In such an odd year, the stadium setups also made life easier for election officials, like Michael Dickerson, director of elections in Mecklenburg County, North Carolina, which encompasses Charlotte and has about 800,000 registered voters. The state’s turnout rate was 75% in 2020, higher than the national average. The homes of the Hornets, Panthers, and the smaller Bojangles Coliseum all signed up to host voting. Dickerson says the know-how of the staff was a particularly useful. “It was just very fluid, and especially in the midst of a COVID pandemic when we’re all scared to death,” he says. “They knew what they were doing.” He also says the election benefitted from free advertising. “Now it’s on the sports page,” he says, drawing people out who may not traditionally pay attention to more political news.
Some stadiums turned voting into a sports event. Dodger Stadium provided music via mariachi bands, and others gave away “team swag” like face masks with logos. At Charlotte’s Spectrum Center, they took selfies of voters and projected them onto the Jumbotron. Not all venues did that. After hearing about officials shutting down Milwaukee locations due to mascots (after Wisconsin’s Republican chairman said the mascots might be electioneering), State Farm decided against entertainment. “That’s not what voting is,” Koonin says. “That’s what basketball is.” (Though, they did convert the peach on the state’s traditional “I Voted” sticker into a basketball.)
A major finding of the report was that there was no discernible partisan advantage. Experts had originally thought it might benefit Democratic and nonwhite turnout, but that proved untrue; for instance, in L.A., more Democrats voted in stadiums than other places, but in Washington, D.C., more Republicans did so. However, more Democrats than Republicans support stadium voting in general (86% to 66%); opponents cited concerns that it enables fraud, that voting should be local, and that it diverts resources from other polling places. Spillane said there was no evidence of voter fraud, and adds that, due to the large scale, most stadiums were among the most heavily monitored in the country. (Because most of the stadiums were used for early voting, they served voters from a wider area than just the precinct the stadium was located in—as is the case for all early voting sites.)

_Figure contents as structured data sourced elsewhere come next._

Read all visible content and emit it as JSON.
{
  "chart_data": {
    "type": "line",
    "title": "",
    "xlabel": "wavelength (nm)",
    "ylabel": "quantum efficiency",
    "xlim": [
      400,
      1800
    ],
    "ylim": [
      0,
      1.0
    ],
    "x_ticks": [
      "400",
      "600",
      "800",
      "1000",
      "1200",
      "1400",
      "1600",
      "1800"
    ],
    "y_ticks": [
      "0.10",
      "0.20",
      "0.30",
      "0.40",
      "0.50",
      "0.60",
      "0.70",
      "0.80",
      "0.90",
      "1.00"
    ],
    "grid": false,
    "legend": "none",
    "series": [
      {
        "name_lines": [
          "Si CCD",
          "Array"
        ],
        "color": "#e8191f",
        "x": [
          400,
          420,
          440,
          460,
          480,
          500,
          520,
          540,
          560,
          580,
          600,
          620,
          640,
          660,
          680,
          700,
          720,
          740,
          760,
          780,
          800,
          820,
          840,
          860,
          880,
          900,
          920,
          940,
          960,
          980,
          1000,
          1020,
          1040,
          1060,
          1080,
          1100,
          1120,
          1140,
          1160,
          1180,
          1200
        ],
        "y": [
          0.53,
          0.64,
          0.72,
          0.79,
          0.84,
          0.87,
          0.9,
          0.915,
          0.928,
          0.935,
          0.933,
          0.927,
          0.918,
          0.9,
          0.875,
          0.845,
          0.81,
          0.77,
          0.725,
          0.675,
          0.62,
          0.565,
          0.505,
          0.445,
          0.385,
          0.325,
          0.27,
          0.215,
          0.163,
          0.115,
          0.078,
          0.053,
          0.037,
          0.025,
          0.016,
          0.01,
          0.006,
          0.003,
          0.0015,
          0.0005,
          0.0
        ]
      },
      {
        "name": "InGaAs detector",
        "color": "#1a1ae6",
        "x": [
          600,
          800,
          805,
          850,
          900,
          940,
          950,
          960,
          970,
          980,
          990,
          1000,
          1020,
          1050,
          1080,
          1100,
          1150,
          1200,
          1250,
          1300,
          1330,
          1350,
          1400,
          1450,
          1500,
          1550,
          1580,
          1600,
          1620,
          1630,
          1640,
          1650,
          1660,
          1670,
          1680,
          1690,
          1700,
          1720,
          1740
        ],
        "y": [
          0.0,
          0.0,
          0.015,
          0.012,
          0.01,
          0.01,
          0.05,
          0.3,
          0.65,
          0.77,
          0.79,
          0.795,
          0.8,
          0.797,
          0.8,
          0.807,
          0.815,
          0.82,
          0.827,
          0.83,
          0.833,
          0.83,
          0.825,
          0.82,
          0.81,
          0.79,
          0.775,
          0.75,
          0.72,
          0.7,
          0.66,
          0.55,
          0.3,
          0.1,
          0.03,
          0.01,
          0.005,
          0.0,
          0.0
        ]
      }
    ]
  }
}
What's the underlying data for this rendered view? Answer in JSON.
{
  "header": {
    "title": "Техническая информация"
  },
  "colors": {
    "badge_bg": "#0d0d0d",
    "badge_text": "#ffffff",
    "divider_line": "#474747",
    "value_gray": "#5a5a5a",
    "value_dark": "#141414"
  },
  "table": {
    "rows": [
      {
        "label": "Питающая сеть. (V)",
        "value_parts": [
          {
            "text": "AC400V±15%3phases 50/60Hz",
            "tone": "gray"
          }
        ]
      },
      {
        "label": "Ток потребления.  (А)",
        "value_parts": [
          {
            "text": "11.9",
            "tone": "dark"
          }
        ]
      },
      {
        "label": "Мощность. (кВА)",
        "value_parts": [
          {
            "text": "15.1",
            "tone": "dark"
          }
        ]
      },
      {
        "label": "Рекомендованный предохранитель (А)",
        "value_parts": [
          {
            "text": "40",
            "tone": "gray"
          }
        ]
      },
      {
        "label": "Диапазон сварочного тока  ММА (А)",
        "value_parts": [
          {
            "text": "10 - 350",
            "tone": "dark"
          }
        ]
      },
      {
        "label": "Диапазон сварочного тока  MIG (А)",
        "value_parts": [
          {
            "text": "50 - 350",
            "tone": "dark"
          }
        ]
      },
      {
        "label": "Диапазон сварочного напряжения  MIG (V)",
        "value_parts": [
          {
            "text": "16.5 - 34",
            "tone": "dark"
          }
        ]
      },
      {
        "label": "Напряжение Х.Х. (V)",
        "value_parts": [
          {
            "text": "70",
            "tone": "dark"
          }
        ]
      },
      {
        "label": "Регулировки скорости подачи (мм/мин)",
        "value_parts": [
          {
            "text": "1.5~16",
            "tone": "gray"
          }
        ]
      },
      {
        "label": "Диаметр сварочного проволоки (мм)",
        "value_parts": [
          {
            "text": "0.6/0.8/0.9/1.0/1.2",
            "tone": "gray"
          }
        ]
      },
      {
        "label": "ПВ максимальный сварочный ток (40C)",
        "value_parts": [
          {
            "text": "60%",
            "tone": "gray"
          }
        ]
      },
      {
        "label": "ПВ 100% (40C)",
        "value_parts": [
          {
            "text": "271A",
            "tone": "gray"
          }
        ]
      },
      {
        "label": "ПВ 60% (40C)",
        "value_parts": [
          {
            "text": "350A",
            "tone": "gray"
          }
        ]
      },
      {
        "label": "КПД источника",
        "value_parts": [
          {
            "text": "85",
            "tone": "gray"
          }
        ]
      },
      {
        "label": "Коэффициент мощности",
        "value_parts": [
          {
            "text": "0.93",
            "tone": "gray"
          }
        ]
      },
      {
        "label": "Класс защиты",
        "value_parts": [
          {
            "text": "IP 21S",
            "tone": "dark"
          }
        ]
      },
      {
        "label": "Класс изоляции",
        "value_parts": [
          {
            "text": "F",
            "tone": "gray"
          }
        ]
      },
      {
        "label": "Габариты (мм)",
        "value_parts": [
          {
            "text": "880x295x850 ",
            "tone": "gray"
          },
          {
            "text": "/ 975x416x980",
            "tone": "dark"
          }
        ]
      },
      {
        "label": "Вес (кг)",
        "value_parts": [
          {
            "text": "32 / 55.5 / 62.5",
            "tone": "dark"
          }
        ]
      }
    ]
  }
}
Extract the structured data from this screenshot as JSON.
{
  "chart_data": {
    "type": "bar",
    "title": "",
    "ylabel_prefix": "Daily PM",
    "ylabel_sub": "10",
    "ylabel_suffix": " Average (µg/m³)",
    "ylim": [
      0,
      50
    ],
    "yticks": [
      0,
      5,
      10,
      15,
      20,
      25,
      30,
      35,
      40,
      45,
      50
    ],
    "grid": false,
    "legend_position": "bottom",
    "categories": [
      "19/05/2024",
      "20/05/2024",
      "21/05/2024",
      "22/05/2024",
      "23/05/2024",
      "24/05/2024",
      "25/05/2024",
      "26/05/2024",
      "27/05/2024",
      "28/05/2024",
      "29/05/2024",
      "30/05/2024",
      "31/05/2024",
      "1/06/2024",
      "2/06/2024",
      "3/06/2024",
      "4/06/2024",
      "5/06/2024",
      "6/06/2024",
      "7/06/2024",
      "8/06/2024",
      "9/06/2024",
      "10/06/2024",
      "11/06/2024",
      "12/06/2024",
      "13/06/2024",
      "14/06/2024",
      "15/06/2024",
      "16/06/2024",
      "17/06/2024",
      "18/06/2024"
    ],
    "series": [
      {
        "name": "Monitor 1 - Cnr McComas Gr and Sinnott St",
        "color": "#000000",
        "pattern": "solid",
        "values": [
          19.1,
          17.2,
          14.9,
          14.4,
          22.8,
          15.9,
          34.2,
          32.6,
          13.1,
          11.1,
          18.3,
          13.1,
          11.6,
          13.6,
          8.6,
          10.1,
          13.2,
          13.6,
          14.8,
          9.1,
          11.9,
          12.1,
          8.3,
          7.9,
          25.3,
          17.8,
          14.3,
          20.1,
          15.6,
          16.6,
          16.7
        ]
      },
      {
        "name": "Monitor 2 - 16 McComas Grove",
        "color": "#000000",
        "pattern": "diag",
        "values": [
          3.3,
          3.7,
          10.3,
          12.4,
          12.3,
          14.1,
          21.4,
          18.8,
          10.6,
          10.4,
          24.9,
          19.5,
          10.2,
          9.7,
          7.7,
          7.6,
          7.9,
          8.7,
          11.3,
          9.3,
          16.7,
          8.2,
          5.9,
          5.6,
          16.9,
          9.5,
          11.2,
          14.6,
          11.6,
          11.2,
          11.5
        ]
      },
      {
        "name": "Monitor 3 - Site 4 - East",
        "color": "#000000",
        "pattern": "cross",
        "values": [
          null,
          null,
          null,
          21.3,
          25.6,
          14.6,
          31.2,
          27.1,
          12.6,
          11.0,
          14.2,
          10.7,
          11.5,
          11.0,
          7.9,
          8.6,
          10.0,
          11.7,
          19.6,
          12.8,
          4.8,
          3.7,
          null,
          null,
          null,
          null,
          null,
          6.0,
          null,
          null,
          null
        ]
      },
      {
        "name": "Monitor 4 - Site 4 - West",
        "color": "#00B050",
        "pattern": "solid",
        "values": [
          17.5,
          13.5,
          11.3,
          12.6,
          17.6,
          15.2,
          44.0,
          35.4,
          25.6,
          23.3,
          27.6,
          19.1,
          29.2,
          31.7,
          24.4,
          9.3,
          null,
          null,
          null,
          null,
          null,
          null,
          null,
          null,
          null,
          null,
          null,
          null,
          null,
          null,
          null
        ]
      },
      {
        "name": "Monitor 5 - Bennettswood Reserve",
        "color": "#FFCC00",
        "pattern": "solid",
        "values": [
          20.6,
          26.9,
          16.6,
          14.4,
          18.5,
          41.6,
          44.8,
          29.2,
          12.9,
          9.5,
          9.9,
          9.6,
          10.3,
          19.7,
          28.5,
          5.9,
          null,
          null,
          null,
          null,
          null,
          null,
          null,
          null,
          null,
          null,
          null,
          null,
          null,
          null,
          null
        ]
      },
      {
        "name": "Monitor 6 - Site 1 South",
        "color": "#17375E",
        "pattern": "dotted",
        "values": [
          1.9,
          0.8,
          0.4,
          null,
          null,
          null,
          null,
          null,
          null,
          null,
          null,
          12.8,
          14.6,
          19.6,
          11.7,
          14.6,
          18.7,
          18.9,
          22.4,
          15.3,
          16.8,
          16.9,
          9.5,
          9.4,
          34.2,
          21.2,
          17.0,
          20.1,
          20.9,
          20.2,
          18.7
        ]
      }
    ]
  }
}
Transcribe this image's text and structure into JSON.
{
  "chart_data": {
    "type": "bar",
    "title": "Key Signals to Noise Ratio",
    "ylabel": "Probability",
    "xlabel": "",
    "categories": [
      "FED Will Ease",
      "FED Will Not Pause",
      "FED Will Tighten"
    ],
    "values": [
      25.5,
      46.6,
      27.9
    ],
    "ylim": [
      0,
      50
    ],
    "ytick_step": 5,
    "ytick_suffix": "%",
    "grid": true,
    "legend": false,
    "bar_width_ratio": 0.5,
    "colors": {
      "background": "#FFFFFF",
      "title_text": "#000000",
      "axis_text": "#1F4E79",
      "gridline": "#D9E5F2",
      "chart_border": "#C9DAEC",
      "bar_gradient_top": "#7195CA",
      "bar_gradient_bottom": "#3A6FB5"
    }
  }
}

Part of the report’s purpose is to persuade sports teams to offer their stadiums as polling places in future elections. Spillane says all the venues have expressed interest for 2024. However, while Koonin aims for the Hawks’ home to host in that presidential election, it will not participate in midterm voting this year, due to the disruption to the basketball schedule; it was easier in 2020, when the NBA played in a bubble in Florida, and so State Farm was able to provide 19 days of early voting. In Georgia, Election Day voting must take place in your precinct, so they can’t just open up for the single day. In states with different rules, the report recommends that Election Day becomes a blackout day for sports games.
Mecklenburg County hasn’t yet confirmed midterm stadium voting, but Dickerson remains hopeful. He suggests that even if it clashes with games, fans could arrive early and vote pre-match. He values the private partnership in the democratic process. “They were just being good corporate citizens,” he says. “You can’t really ask for much more than that.”